Shares of Canada Goose Holdings Inc. (NYSE:GOOS) were soaring today after the down-jacket maker topped estimates in its first report as a publicly traded company. As of 3:28 p.m. EDT, the stock was up 15.3%.
In its fourth-quarter report, the clothing maker said that sales increased 21.9%, to $51.1 million Canadian in the seasonally slow quarter, which was much better than expectations at $31.1 million Canadian. On the bottom line, it posted an adjusted net loss of -$0.15 Canadian per share, worse than the -$0.09 Canadian per share it posted a year ago. However, that also beat expectations at -$0.20 Canadian a share.
Direct-to-consumer revenue nearly tripled in the period, to $36.5 million Canadian, as the company stepped up its focus on e-commerce and its own stores.
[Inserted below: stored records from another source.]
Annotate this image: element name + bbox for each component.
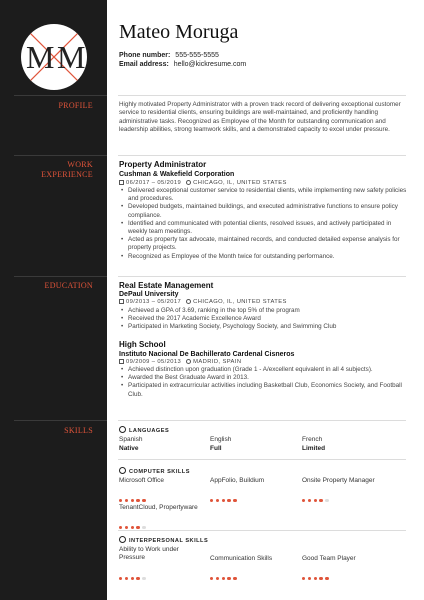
education-location: MADRID, SPAIN xyxy=(193,359,242,365)
rating-dot-filled xyxy=(142,499,145,502)
language-level: Limited xyxy=(302,445,326,452)
section-divider xyxy=(118,95,406,96)
location-icon xyxy=(186,359,191,364)
profile-summary: Highly motivated Property Administrator with a proven track record of delivering exceptional customer service to residential clients, ensuring buildings are well-maintained, and proficiently handling administrative tasks. Recognized as Employee of the Month for outstanding communication and leadership abilities, strong teamwork skills, and a demonstrated capacity to excel under pressure. xyxy=(119,101,401,134)
rating-dot-filled xyxy=(319,577,322,580)
list-item: • Achieved a GPA of 3.69, ranking in the top 5% of the program xyxy=(119,307,409,315)
rating-dot-filled xyxy=(216,577,219,580)
rating-dot-filled xyxy=(125,577,128,580)
skill-name: Good Team Player xyxy=(302,555,356,562)
skill-name: Ability to Work under Pressure xyxy=(119,546,179,561)
rating-dot-filled xyxy=(233,577,236,580)
phone-value: 555-555-5555 xyxy=(175,52,219,59)
calendar-icon xyxy=(119,359,124,364)
monogram-letter-first: M xyxy=(26,39,55,75)
location-icon xyxy=(186,180,191,185)
computer-icon xyxy=(119,467,126,474)
list-item: • Received the 2017 Academic Excellence Award xyxy=(119,315,409,323)
job-title: Property Administrator xyxy=(119,160,207,169)
rating-dot-filled xyxy=(119,577,122,580)
list-item: • Recognized as Employee of the Month twice for outstanding performance. xyxy=(119,253,409,261)
skill-name: TenantCloud, Propertyware xyxy=(119,504,198,511)
rating-dot-filled xyxy=(314,577,317,580)
language-name: Spanish xyxy=(119,436,143,443)
monogram-logo xyxy=(21,24,87,90)
languages-heading-label: LANGUAGES xyxy=(129,428,170,434)
job-bullets xyxy=(119,187,409,261)
list-item: • Acted as property tax advocate, maintained records, and conducted detailed expense analysis for property projects. xyxy=(119,236,409,252)
skill-name: AppFolio, Buildium xyxy=(210,477,265,484)
school-name: Instituto Nacional De Bachillerato Cardenal Cisneros xyxy=(119,351,295,358)
list-item: • Participated in extracurricular activities including Basketball Club, Economics Society, and Football Club. xyxy=(119,382,409,398)
section-label-work-1: WORK xyxy=(67,160,93,169)
rating-dot-empty xyxy=(142,526,145,529)
rating-dot-filled xyxy=(227,577,230,580)
sidebar xyxy=(0,0,107,600)
email-value: hello@kickresume.com xyxy=(173,61,247,68)
language-name: English xyxy=(210,436,232,443)
rating-dot-empty xyxy=(325,499,328,502)
rating-dot-filled xyxy=(302,499,305,502)
sidebar-divider xyxy=(14,276,107,277)
people-icon xyxy=(119,536,126,543)
rating-dot-filled xyxy=(233,499,236,502)
interpersonal-skills-heading-label: INTERPERSONAL SKILLS xyxy=(129,538,209,544)
rating-dot-filled xyxy=(222,577,225,580)
list-item: • Achieved distinction upon graduation (Grade 1 - A/excellent equivalent in all 4 subjects). xyxy=(119,366,409,374)
calendar-icon xyxy=(119,180,124,185)
rating-dot-filled xyxy=(216,499,219,502)
phone-label: Phone number: xyxy=(119,52,171,59)
section-label-work-2: EXPERIENCE xyxy=(41,170,93,179)
location-icon xyxy=(186,299,191,304)
skills-divider xyxy=(118,459,406,460)
education-dates: 09/2009 – 05/2013 xyxy=(126,359,182,365)
rating-dot-filled xyxy=(222,499,225,502)
school-name: DePaul University xyxy=(119,291,179,298)
contact-email xyxy=(119,60,246,69)
monogram-letter-last: M xyxy=(57,39,86,75)
skill-name: Microsoft Office xyxy=(119,477,165,484)
job-location: CHICAGO, IL, UNITED STATES xyxy=(193,180,287,186)
skill-rating xyxy=(302,489,331,493)
contact-phone xyxy=(119,51,219,60)
sidebar-divider xyxy=(14,155,107,156)
job-meta xyxy=(119,179,287,187)
education-dates: 09/2013 – 05/2017 xyxy=(126,299,182,305)
interpersonal-skills-heading xyxy=(119,536,208,545)
list-item: • Awarded the Best Graduate Award in 2013. xyxy=(119,374,409,382)
rating-dot-filled xyxy=(308,577,311,580)
skill-rating xyxy=(119,567,148,571)
skill-rating xyxy=(302,567,331,571)
job-company: Cushman & Wakefield Corporation xyxy=(119,171,235,178)
sidebar-divider xyxy=(14,95,107,96)
rating-dot-filled xyxy=(136,577,139,580)
education-bullets xyxy=(119,366,409,399)
education-meta xyxy=(119,358,241,366)
rating-dot-filled xyxy=(325,577,328,580)
skill-rating xyxy=(119,489,148,493)
skills-divider xyxy=(118,530,406,531)
sidebar-divider xyxy=(14,420,107,421)
education-location: CHICAGO, IL, UNITED STATES xyxy=(193,299,287,305)
degree-title: Real Estate Management xyxy=(119,281,214,290)
skill-rating xyxy=(119,516,148,520)
section-divider xyxy=(118,155,406,156)
rating-dot-filled xyxy=(302,577,305,580)
rating-dot-filled xyxy=(319,499,322,502)
languages-heading xyxy=(119,426,169,435)
section-label-skills: SKILLS xyxy=(64,426,93,435)
education-bullets xyxy=(119,307,409,332)
list-item: • Developed budgets, maintained buildings, and executed administrative functions to ensure policy compliance. xyxy=(119,203,409,219)
section-divider xyxy=(118,420,406,421)
rating-dot-filled xyxy=(210,577,213,580)
skill-name: Onsite Property Manager xyxy=(302,477,375,484)
language-name: French xyxy=(302,436,323,443)
calendar-icon xyxy=(119,299,124,304)
rating-dot-filled xyxy=(210,499,213,502)
candidate-name: Mateo Moruga xyxy=(119,21,239,43)
rating-dot-filled xyxy=(131,526,134,529)
rating-dot-filled xyxy=(131,577,134,580)
list-item: • Participated in Marketing Society, Psychology Society, and Swimming Club xyxy=(119,323,409,331)
computer-skills-heading xyxy=(119,467,190,476)
rating-dot-filled xyxy=(119,499,122,502)
language-level: Native xyxy=(119,445,139,452)
languages-icon xyxy=(119,426,126,433)
skill-name: Communication Skills xyxy=(210,555,273,562)
section-label-education: EDUCATION xyxy=(44,281,93,290)
rating-dot-filled xyxy=(131,499,134,502)
list-item: • Identified and communicated with potential clients, resolved issues, and actively participated in weekly team meetings. xyxy=(119,220,409,236)
email-label: Email address: xyxy=(119,61,169,68)
rating-dot-filled xyxy=(227,499,230,502)
skill-rating xyxy=(210,567,239,571)
rating-dot-filled xyxy=(314,499,317,502)
section-label-profile: PROFILE xyxy=(58,101,93,110)
rating-dot-filled xyxy=(125,499,128,502)
rating-dot-filled xyxy=(308,499,311,502)
education-meta xyxy=(119,298,287,306)
rating-dot-filled xyxy=(119,526,122,529)
rating-dot-filled xyxy=(125,526,128,529)
job-dates: 06/2017 – 05/2019 xyxy=(126,180,182,186)
section-divider xyxy=(118,276,406,277)
rating-dot-filled xyxy=(136,526,139,529)
rating-dot-filled xyxy=(136,499,139,502)
rating-dot-empty xyxy=(142,577,145,580)
degree-title: High School xyxy=(119,340,166,349)
list-item: • Delivered exceptional customer service to residential clients, while implementing new safety policies and procedures. xyxy=(119,187,409,203)
language-level: Full xyxy=(210,445,222,452)
skill-rating xyxy=(210,489,239,493)
computer-skills-heading-label: COMPUTER SKILLS xyxy=(129,469,190,475)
CEO Dani Reiss called the performance "a strong finish to an excellent year of growth," citing the successful opening of the company's first two flagship stores in Toronto and New York, as well as the IPO. Reiss also noted that revenue in the fourth quarter was negatively impacted by the shifting of wholesale revenue to the third quarter.
Looking ahead, management called for revenue growth in the mid-to-high teens, which it said was consistent with its long-term trajectory. Analysts had been calling for sales growth of 19.2%.
It also projected adjusted earnings-per-share growth over the next three years of 20% annually, which compares to analyst expectations of 25% growth next year.
Canada Goose's results and forecast were encouraging, but the bigger question for the company is if its brand can continue to remain fashionable, especially since much of the apparel-retail industry is struggling. If management can execute on its long-term guidance, the stock should continue to move higher. Given the challenges in the retail industry and the fickleness of fashion, continued strong growth may not be so easy.